His stomach lurched as the breath he'd been holding slowly left his lips. He could hear the sound of a door closing in the background before Mariah's words began again.
"Sorry," she said quietly. "I wanted to step outside so Faith wouldn't hear me. I'm actually getting kind of worried. She's not answering her cell and I know she's upset, but I would think by now she would at least be worrying about Faith and how she was reacting to all of this. I just …" She stopped, realizing for the first time that he had been virtually silent. "Nick," she called out, ensuring he was still connected.
"Yeah," he said, unable to keep the tension from his voice. "I'm here. I was hoping maybe she would have called you or that you might have been able to at least get her on her cell. I've tried her, but I wouldn't be surprised that she wouldn't take my call." His hand gripped the back of his neck, the stress having settled there in large unmovable knots. "Listen," he said hesitantly, "I .. uh …"
Mariah glanced back through the windows of the front door, glad to see Faith coloring at the coffee table. "What?" she questioned. The stress in his voice was easy to detect. It made sense that he'd be upset given the drastic difference in how today was supposed to go and how today had ended, but this was something more. "Nick, what's going on?"
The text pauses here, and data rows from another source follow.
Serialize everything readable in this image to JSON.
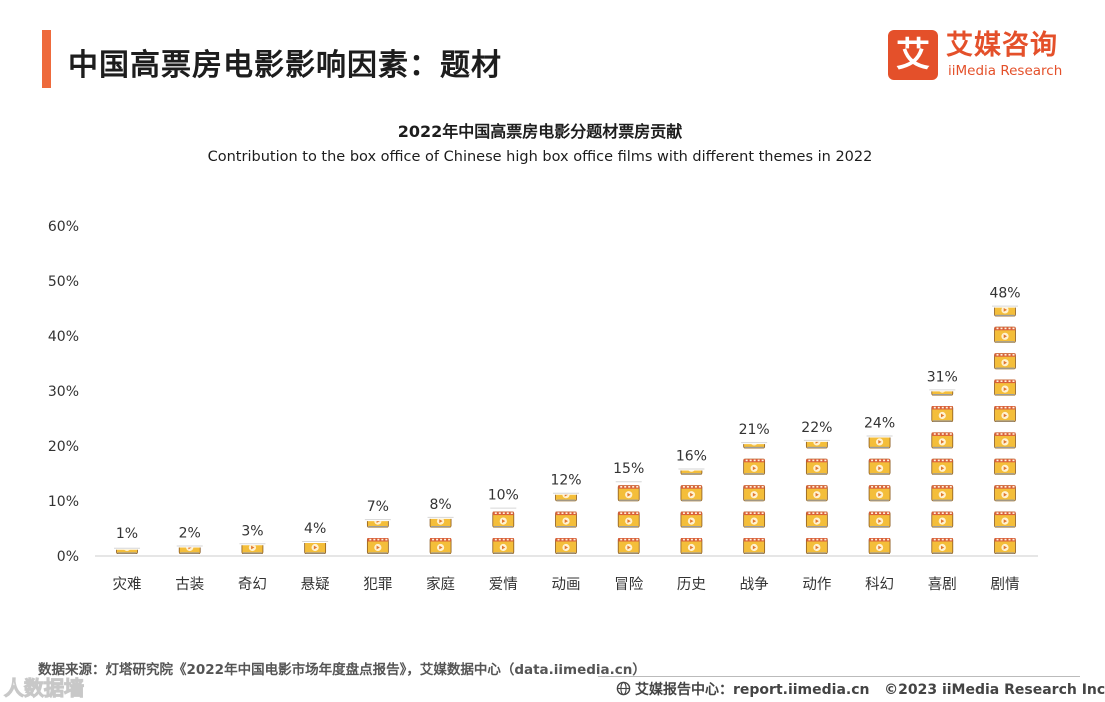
{
  "header": {
    "title": "中国高票房电影影响因素：题材"
  },
  "logo": {
    "icon_char": "艾",
    "name_cn": "艾媒咨询",
    "name_en": "iiMedia Research"
  },
  "colors": {
    "accent": "#ee6a3c",
    "brand": "#e4502a",
    "ticket_fill": "#f4be3a",
    "ticket_stripe": "#d9603a",
    "ticket_play": "#e0772f"
  },
  "chart_data": {
    "type": "bar",
    "title": "2022年中国高票房电影分题材票房贡献",
    "subtitle": "Contribution to the box office of Chinese high box office films with different themes in 2022",
    "categories": [
      "灾难",
      "古装",
      "奇幻",
      "悬疑",
      "犯罪",
      "家庭",
      "爱情",
      "动画",
      "冒险",
      "历史",
      "战争",
      "动作",
      "科幻",
      "喜剧",
      "剧情"
    ],
    "values": [
      1,
      2,
      3,
      4,
      7,
      8,
      10,
      12,
      15,
      16,
      21,
      22,
      24,
      31,
      48
    ],
    "value_labels": [
      "1%",
      "2%",
      "3%",
      "4%",
      "7%",
      "8%",
      "10%",
      "12%",
      "15%",
      "16%",
      "21%",
      "22%",
      "24%",
      "31%",
      "48%"
    ],
    "unit": "%",
    "ylim": [
      0,
      60
    ],
    "yticks": [
      0,
      10,
      20,
      30,
      40,
      50,
      60
    ],
    "ytick_labels": [
      "0%",
      "10%",
      "20%",
      "30%",
      "40%",
      "50%",
      "60%"
    ],
    "xlabel": "",
    "ylabel": "",
    "grid": false,
    "legend": "none",
    "mark_style": "stacked film-ticket icons, one per 5%"
  },
  "footer": {
    "source": "数据来源：灯塔研究院《2022年中国电影市场年度盘点报告》，艾媒数据中心（data.iimedia.cn）",
    "watermark": "人数据墙",
    "report_center": "艾媒报告中心：report.iimedia.cn",
    "copyright": "©2023  iiMedia Research  Inc"
  }
}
The wrinkles at the corners of his eyes deepened as he winced at the question. "I .. I need you to do something for me if you can."
"Nick, I told you, I don't know where she …"
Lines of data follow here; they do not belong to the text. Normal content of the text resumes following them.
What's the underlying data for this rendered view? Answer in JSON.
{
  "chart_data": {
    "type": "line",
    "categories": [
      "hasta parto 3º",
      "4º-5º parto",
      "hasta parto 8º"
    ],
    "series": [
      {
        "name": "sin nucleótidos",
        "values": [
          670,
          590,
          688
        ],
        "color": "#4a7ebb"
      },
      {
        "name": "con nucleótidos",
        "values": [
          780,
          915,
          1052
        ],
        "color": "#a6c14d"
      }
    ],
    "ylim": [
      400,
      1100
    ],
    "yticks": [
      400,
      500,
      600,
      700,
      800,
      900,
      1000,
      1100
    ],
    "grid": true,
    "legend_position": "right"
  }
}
"I know," he interrupted. "I know you don't know where Sharon is, and that's not what this is about. I need you to get a list together of everyone that you know of that was at the church today. Wedding party, guest list, caterers, church officials, anyone that was there. If you can do that for me and e-mail it to me, I'd really appreciate it. As soon as you can, please."
"I …I mean, yeah, I can do that, but I don't understand. How is that going to help you with anything?"
"It's not for me," Nick admitted. "The police … they need it for the investigation."
Mariah reached for the handle of the door, needing something to steady her suddenly wobbly frame. "What investigation?" she asked, the moisture instantly vanishing from her mouth.
Even without being there, he could clearly see the look on her face. It was the same look that reflected back at him in the pane glass windows as he spoke into the phone. Denial, disbelief, hope, and fear, all mixed into a stunned sort of stare that you simply couldn't shake.
"Phyllis' accident," he said softly, "They don't think it was an accident after all."